On this front, China has been leading the way, with a strategy of consumer-led rebalancing that it introduced five years ago. The results so far have been mixed, as inadequate funding of a social safety net continues to temper the support to household incomes provided by services-driven job creation and urbanization-led increases in real wages. But China has lately shown a commitment to addressing this shortcoming. Its recently enacted 13th Five-Year Plan aims to dampen fear-driven precautionary saving through interest-rate liberalization, the introduction of deposit insurance, the loosening of the hukou residential permit system (which would improve benefit portability), and relaxation of the one-child family planning policy.
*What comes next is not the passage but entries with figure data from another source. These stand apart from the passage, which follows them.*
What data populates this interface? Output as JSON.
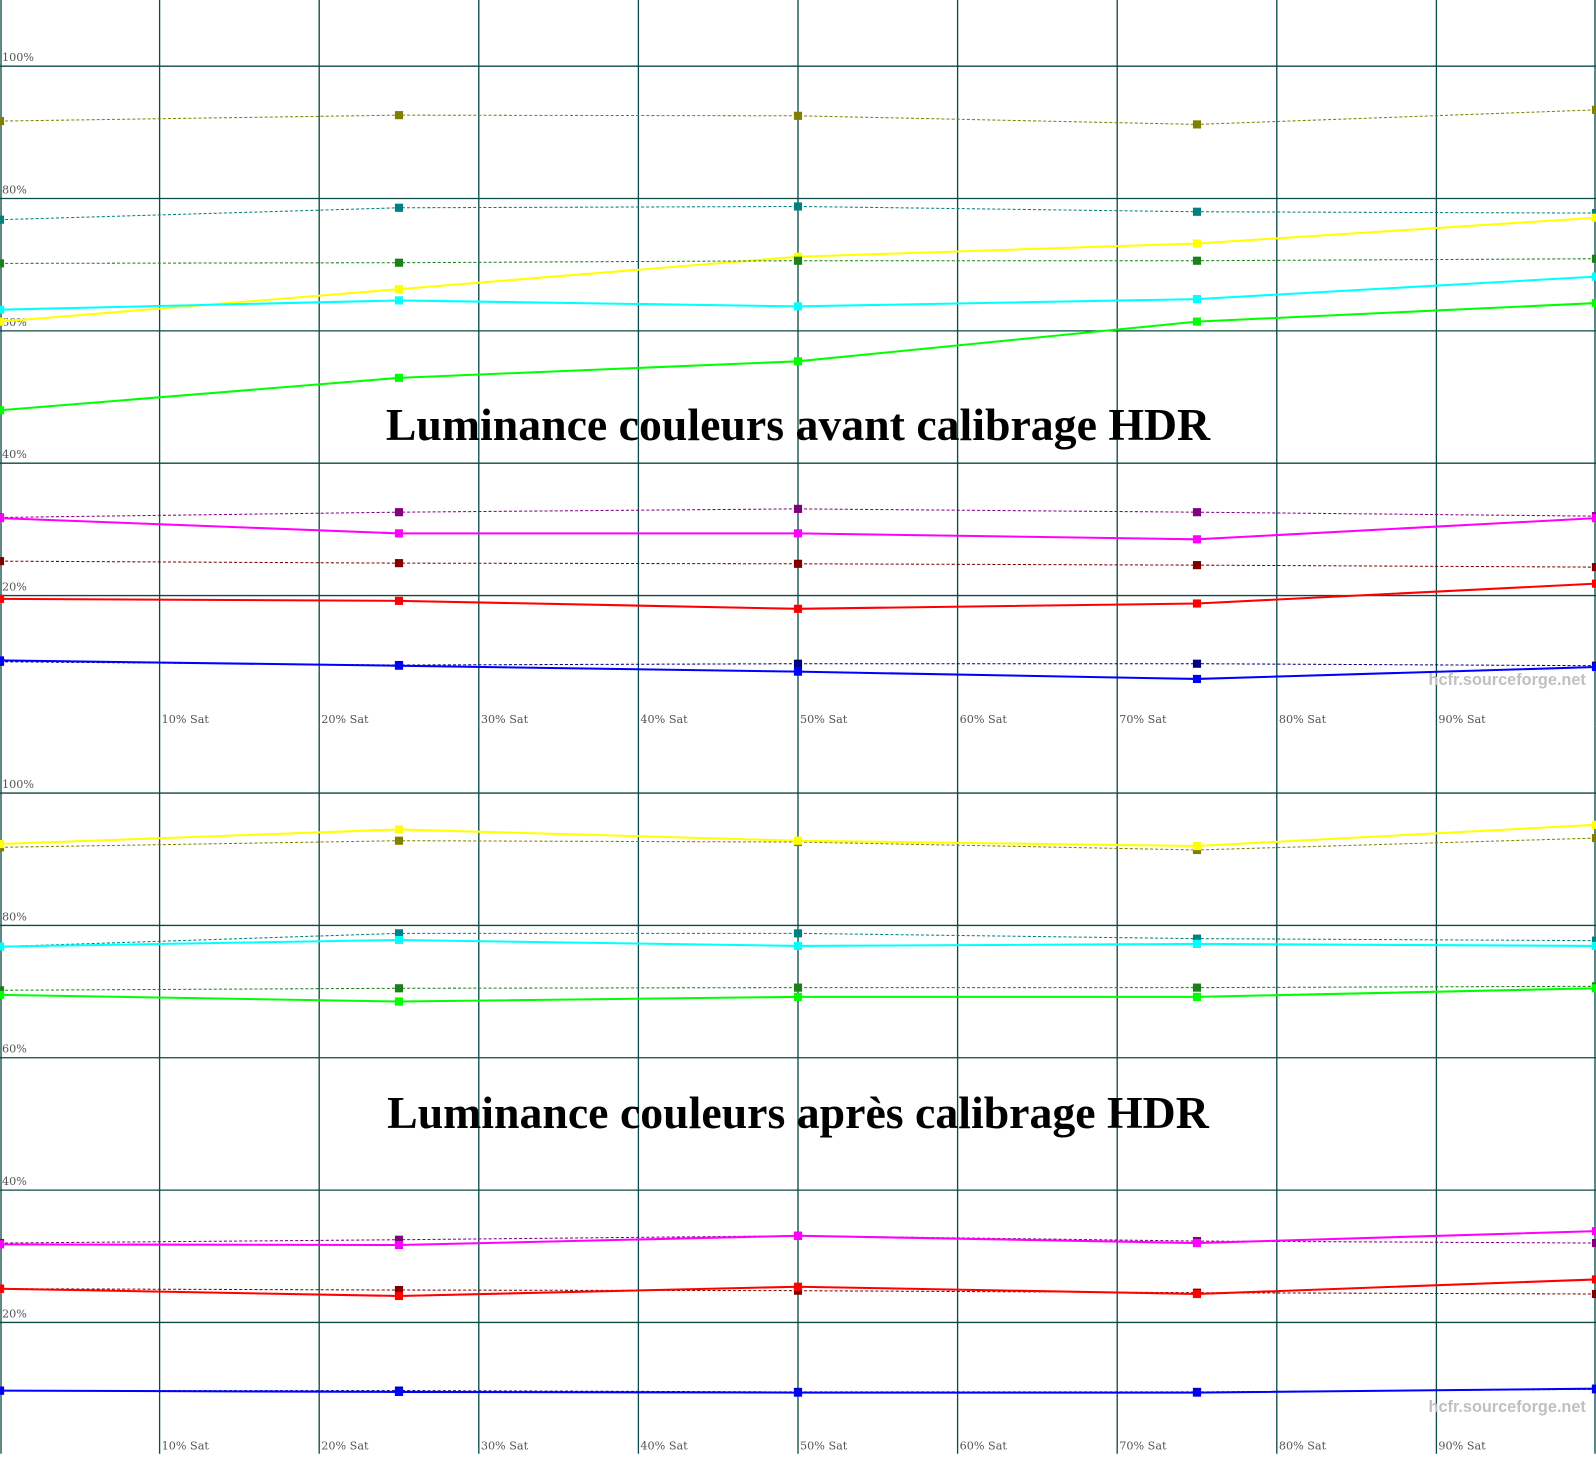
{
  "chart_data": [
    {
      "type": "line",
      "title": "Luminance couleurs avant calibrage HDR",
      "watermark": "hcfr.sourceforge.net",
      "x": [
        0,
        25,
        50,
        75,
        100
      ],
      "xlim": [
        0,
        100
      ],
      "ylim": [
        0,
        110
      ],
      "grid": true,
      "x_tick_labels": [
        "10% Sat",
        "20% Sat",
        "30% Sat",
        "40% Sat",
        "50% Sat",
        "60% Sat",
        "70% Sat",
        "80% Sat",
        "90% Sat"
      ],
      "y_tick_labels": [
        "20%",
        "40%",
        "60%",
        "80%",
        "100%"
      ],
      "series": [
        {
          "color": "#808000",
          "style": "dashed",
          "values": [
            91.7,
            92.6,
            92.5,
            91.2,
            93.4
          ]
        },
        {
          "color": "#008080",
          "style": "dashed",
          "values": [
            76.8,
            78.6,
            78.8,
            78.0,
            77.8
          ]
        },
        {
          "color": "#ffff00",
          "style": "solid",
          "values": [
            61.4,
            66.3,
            71.2,
            73.2,
            77.1
          ]
        },
        {
          "color": "#1a801a",
          "style": "dashed",
          "values": [
            70.2,
            70.3,
            70.6,
            70.6,
            70.9
          ]
        },
        {
          "color": "#00ffff",
          "style": "solid",
          "values": [
            63.2,
            64.6,
            63.7,
            64.8,
            68.2
          ]
        },
        {
          "color": "#00ff00",
          "style": "solid",
          "values": [
            48.0,
            52.9,
            55.4,
            61.4,
            64.2
          ]
        },
        {
          "color": "#800080",
          "style": "dashed",
          "values": [
            31.8,
            32.6,
            33.1,
            32.6,
            32.0
          ]
        },
        {
          "color": "#ff00ff",
          "style": "solid",
          "values": [
            31.7,
            29.4,
            29.4,
            28.5,
            31.7
          ]
        },
        {
          "color": "#800000",
          "style": "dashed",
          "values": [
            25.2,
            24.9,
            24.8,
            24.6,
            24.3
          ]
        },
        {
          "color": "#ff0000",
          "style": "solid",
          "values": [
            19.5,
            19.2,
            18.0,
            18.8,
            21.8
          ]
        },
        {
          "color": "#000080",
          "style": "dashed",
          "values": [
            10.0,
            9.5,
            9.7,
            9.7,
            9.4
          ]
        },
        {
          "color": "#0000ff",
          "style": "solid",
          "values": [
            10.2,
            9.4,
            8.5,
            7.4,
            9.2
          ]
        }
      ]
    },
    {
      "type": "line",
      "title": "Luminance couleurs après calibrage HDR",
      "watermark": "hcfr.sourceforge.net",
      "x": [
        0,
        25,
        50,
        75,
        100
      ],
      "xlim": [
        0,
        100
      ],
      "ylim": [
        0,
        110
      ],
      "grid": true,
      "x_tick_labels": [
        "10% Sat",
        "20% Sat",
        "30% Sat",
        "40% Sat",
        "50% Sat",
        "60% Sat",
        "70% Sat",
        "80% Sat",
        "90% Sat"
      ],
      "y_tick_labels": [
        "20%",
        "40%",
        "60%",
        "80%",
        "100%"
      ],
      "series": [
        {
          "color": "#808000",
          "style": "dashed",
          "values": [
            91.8,
            92.8,
            92.6,
            91.4,
            93.2
          ]
        },
        {
          "color": "#ffff00",
          "style": "solid",
          "values": [
            92.3,
            94.5,
            92.8,
            92.0,
            95.2
          ]
        },
        {
          "color": "#008080",
          "style": "dashed",
          "values": [
            76.8,
            78.8,
            78.8,
            78.0,
            77.7
          ]
        },
        {
          "color": "#00ffff",
          "style": "solid",
          "values": [
            76.8,
            77.8,
            76.9,
            77.2,
            76.9
          ]
        },
        {
          "color": "#1a801a",
          "style": "dashed",
          "values": [
            70.2,
            70.5,
            70.6,
            70.6,
            70.8
          ]
        },
        {
          "color": "#00ff00",
          "style": "solid",
          "values": [
            69.5,
            68.5,
            69.2,
            69.2,
            70.5
          ]
        },
        {
          "color": "#800080",
          "style": "dashed",
          "values": [
            32.0,
            32.5,
            33.1,
            32.3,
            32.0
          ]
        },
        {
          "color": "#ff00ff",
          "style": "solid",
          "values": [
            31.8,
            31.7,
            33.1,
            32.0,
            33.8
          ]
        },
        {
          "color": "#800000",
          "style": "dashed",
          "values": [
            25.1,
            24.9,
            24.8,
            24.5,
            24.3
          ]
        },
        {
          "color": "#ff0000",
          "style": "solid",
          "values": [
            25.1,
            24.0,
            25.4,
            24.3,
            26.5
          ]
        },
        {
          "color": "#000080",
          "style": "dashed",
          "values": [
            9.7,
            9.7,
            9.5,
            9.5,
            9.9
          ]
        },
        {
          "color": "#0000ff",
          "style": "solid",
          "values": [
            9.7,
            9.5,
            9.4,
            9.4,
            10.0
          ]
        }
      ]
    }
  ]
}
The US, however, is headed in the opposite direction. There is no interest in debating the saving issue, let alone implementing policies to address it. A pro-saving US policy agenda should draw on the following: longer-term fiscal consolidation, expanded IRAs (individual retirement accounts) and 401Ks, consumption-based tax reform (such as value-added or sales taxes), and interest-rate normalization. Instead, US politicians continue to focus on keeping the consumption binge going, regardless of its implications for America’s saving imperative.
The asymmetrical response of the world’s two largest economies to their respective saving dilemmas has far-reaching consequences. To the extent that China makes progress on the road to consumer-led rebalancing, it will shift from surplus saving to saving absorption. Already, China’s gross national saving rate has declined from a peak of 52% of GDP in 2008 to around 44% this year. It should fall further in the years ahead.
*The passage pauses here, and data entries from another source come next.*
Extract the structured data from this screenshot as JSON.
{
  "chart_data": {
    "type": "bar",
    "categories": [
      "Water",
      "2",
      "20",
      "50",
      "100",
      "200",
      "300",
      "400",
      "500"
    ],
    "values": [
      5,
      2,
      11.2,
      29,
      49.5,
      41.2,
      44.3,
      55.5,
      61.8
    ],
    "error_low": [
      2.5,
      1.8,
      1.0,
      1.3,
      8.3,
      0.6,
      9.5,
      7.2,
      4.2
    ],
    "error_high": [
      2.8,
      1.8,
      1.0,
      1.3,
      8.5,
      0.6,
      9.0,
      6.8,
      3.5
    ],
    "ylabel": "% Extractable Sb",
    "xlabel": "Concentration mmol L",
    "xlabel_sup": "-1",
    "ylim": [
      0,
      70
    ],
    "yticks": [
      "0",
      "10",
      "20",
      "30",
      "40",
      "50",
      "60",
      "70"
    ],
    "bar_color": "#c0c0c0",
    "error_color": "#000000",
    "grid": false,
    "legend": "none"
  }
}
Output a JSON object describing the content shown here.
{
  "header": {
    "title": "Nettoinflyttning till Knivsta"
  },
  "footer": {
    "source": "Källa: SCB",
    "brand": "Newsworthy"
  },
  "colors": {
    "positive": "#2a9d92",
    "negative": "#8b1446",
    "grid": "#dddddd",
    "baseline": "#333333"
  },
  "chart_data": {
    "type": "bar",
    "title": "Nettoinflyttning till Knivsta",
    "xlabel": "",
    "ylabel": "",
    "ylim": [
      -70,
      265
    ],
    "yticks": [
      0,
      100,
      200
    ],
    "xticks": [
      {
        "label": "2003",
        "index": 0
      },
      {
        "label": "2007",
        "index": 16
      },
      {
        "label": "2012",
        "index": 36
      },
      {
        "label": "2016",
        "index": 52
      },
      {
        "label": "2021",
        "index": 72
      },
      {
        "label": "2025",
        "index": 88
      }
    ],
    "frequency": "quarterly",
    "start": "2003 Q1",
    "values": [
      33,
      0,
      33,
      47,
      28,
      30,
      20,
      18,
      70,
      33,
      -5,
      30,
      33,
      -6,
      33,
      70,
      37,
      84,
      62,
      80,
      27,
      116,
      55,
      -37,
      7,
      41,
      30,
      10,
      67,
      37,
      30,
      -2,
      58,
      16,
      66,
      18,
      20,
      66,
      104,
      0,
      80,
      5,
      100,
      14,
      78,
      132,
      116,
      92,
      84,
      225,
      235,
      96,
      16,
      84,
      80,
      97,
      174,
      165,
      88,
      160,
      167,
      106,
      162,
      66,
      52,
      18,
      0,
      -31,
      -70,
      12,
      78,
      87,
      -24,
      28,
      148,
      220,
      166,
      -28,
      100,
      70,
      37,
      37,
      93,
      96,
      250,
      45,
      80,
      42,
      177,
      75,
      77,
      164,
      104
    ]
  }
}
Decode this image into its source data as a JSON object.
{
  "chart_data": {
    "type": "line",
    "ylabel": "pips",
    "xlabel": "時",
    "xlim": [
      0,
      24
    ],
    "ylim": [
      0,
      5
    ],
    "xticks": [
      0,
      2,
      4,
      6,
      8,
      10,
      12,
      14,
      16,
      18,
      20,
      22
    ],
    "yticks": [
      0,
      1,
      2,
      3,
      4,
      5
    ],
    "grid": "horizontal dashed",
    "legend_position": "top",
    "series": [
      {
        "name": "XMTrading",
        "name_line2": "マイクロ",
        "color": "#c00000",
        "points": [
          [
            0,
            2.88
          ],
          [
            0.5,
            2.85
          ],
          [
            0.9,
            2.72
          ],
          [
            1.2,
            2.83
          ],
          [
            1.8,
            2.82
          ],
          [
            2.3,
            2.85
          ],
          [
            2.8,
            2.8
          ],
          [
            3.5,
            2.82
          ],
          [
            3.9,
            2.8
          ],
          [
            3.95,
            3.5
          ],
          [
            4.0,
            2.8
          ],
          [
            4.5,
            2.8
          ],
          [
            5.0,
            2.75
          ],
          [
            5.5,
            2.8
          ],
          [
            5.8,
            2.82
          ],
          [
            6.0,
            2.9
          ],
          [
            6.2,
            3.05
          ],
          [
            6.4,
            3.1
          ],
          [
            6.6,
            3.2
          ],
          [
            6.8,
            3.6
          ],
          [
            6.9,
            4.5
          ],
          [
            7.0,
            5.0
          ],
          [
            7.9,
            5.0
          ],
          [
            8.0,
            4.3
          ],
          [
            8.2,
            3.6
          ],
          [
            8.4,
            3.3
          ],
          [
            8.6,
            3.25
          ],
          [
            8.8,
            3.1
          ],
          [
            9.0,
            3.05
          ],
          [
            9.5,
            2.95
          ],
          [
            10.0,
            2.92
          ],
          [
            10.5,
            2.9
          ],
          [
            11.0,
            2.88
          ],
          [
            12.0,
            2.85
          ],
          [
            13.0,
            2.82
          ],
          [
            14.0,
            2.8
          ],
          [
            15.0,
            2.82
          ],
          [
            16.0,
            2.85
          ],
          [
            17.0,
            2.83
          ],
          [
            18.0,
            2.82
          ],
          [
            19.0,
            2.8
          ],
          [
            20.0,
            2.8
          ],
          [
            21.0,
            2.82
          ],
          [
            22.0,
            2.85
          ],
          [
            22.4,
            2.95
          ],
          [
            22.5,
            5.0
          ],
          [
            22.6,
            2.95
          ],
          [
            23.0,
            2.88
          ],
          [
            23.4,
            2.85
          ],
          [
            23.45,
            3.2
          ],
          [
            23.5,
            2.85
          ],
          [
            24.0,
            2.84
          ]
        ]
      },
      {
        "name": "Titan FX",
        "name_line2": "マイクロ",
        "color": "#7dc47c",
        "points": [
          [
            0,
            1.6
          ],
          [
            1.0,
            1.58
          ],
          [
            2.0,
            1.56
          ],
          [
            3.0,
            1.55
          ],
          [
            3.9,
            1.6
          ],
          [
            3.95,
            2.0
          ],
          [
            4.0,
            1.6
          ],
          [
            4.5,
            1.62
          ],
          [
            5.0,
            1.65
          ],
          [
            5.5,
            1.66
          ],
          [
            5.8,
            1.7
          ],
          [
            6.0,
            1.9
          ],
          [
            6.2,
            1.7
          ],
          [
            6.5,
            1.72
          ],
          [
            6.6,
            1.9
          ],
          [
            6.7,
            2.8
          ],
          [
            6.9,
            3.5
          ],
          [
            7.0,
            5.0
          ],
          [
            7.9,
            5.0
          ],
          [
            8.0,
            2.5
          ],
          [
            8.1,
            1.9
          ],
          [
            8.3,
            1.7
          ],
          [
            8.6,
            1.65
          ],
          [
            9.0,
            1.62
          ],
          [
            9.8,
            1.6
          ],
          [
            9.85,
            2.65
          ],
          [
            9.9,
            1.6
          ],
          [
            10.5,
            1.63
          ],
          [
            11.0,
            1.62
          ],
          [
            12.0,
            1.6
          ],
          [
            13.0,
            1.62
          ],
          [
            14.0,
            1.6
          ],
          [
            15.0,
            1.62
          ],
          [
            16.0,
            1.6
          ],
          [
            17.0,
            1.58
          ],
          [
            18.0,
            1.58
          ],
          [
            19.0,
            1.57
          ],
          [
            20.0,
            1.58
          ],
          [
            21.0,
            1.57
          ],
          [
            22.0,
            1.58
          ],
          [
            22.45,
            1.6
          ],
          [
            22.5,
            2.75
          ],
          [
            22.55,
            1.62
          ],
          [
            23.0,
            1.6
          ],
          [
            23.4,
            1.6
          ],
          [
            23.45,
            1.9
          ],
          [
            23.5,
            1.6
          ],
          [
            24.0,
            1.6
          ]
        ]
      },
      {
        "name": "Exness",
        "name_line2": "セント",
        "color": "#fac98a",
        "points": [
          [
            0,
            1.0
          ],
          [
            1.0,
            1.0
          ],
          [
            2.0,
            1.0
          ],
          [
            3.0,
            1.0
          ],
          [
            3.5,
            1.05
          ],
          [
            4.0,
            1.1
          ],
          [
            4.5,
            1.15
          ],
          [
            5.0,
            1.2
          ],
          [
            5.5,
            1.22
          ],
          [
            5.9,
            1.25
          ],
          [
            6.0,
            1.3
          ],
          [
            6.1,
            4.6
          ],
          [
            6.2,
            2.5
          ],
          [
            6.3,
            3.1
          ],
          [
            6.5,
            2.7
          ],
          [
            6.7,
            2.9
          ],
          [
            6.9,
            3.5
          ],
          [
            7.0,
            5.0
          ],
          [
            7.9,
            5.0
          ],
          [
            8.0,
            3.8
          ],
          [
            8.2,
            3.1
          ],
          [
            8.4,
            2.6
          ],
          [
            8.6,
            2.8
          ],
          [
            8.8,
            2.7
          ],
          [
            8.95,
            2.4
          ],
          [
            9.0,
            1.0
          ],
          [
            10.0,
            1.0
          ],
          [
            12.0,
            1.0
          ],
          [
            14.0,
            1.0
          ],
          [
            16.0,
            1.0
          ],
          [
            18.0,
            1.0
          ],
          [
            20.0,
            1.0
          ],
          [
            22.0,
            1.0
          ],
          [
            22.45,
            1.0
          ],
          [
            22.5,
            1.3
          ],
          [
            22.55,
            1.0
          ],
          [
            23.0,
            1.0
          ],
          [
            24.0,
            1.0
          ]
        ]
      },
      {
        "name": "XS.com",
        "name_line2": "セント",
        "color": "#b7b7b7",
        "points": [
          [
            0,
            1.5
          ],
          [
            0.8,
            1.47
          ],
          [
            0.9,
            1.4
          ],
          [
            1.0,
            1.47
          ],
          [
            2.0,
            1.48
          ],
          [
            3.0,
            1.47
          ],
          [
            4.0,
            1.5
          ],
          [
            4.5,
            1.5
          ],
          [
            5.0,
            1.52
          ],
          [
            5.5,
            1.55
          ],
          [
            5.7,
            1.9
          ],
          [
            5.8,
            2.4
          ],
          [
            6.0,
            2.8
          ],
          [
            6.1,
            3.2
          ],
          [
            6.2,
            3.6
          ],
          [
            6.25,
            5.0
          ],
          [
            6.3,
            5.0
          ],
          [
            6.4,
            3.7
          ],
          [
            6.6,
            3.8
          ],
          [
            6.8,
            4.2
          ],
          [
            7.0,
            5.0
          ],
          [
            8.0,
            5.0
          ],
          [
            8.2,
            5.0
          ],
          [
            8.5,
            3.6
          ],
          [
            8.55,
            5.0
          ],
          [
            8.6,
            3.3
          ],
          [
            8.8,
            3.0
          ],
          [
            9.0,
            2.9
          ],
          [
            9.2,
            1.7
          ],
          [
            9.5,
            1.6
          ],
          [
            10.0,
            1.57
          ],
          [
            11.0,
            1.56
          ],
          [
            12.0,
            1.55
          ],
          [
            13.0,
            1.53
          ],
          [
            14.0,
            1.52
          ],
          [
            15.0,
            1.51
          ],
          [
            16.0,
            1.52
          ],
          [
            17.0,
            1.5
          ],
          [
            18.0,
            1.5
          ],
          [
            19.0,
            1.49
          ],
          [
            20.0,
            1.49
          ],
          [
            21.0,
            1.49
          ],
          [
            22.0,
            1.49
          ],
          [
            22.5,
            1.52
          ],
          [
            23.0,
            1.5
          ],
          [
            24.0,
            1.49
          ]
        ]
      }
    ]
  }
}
The US, long locked in a codependent economic relationship with China, cannot afford to ignore this shift. After all, along with reduced current-account and trade surpluses, China’s consumer-led shift to saving absorption likely entails diminished accumulation of foreign-exchange reserves and reduced recycling of those reserves into dollar-based assets such as US Treasuries.
To the extent that America fails to boost its domestic saving, the lack of Chinese capital may well force the US to pay a steeper price for external financing, through a weaker dollar, higher real interest rates, or both. Such are the classic pitfalls of codependency: when one partner alters the relationship, there are consequences for the other.
No country can prosper indefinitely without saving. Holding the world’s reserve currency, America has gotten away with it, largely because the rest of the world let it. After all, the enablers – especially export-led economies like China, along with its resource-dependent supply chain – benefited from America’s consumption binge, as it drove an outsize expansion of global trade.
But those days are numbered. American voters – especially disenfranchised, angry middle-class workers – increasingly recognize that something does not add up. Yet US politicians continue to deflect the electorate’s anger outward, dismissing the growth subsidy that accompanies the “kindness of strangers.” It is time for politicians to own up to the uncomfortable truth: The saving deficit is the single greatest threat to the American Dream.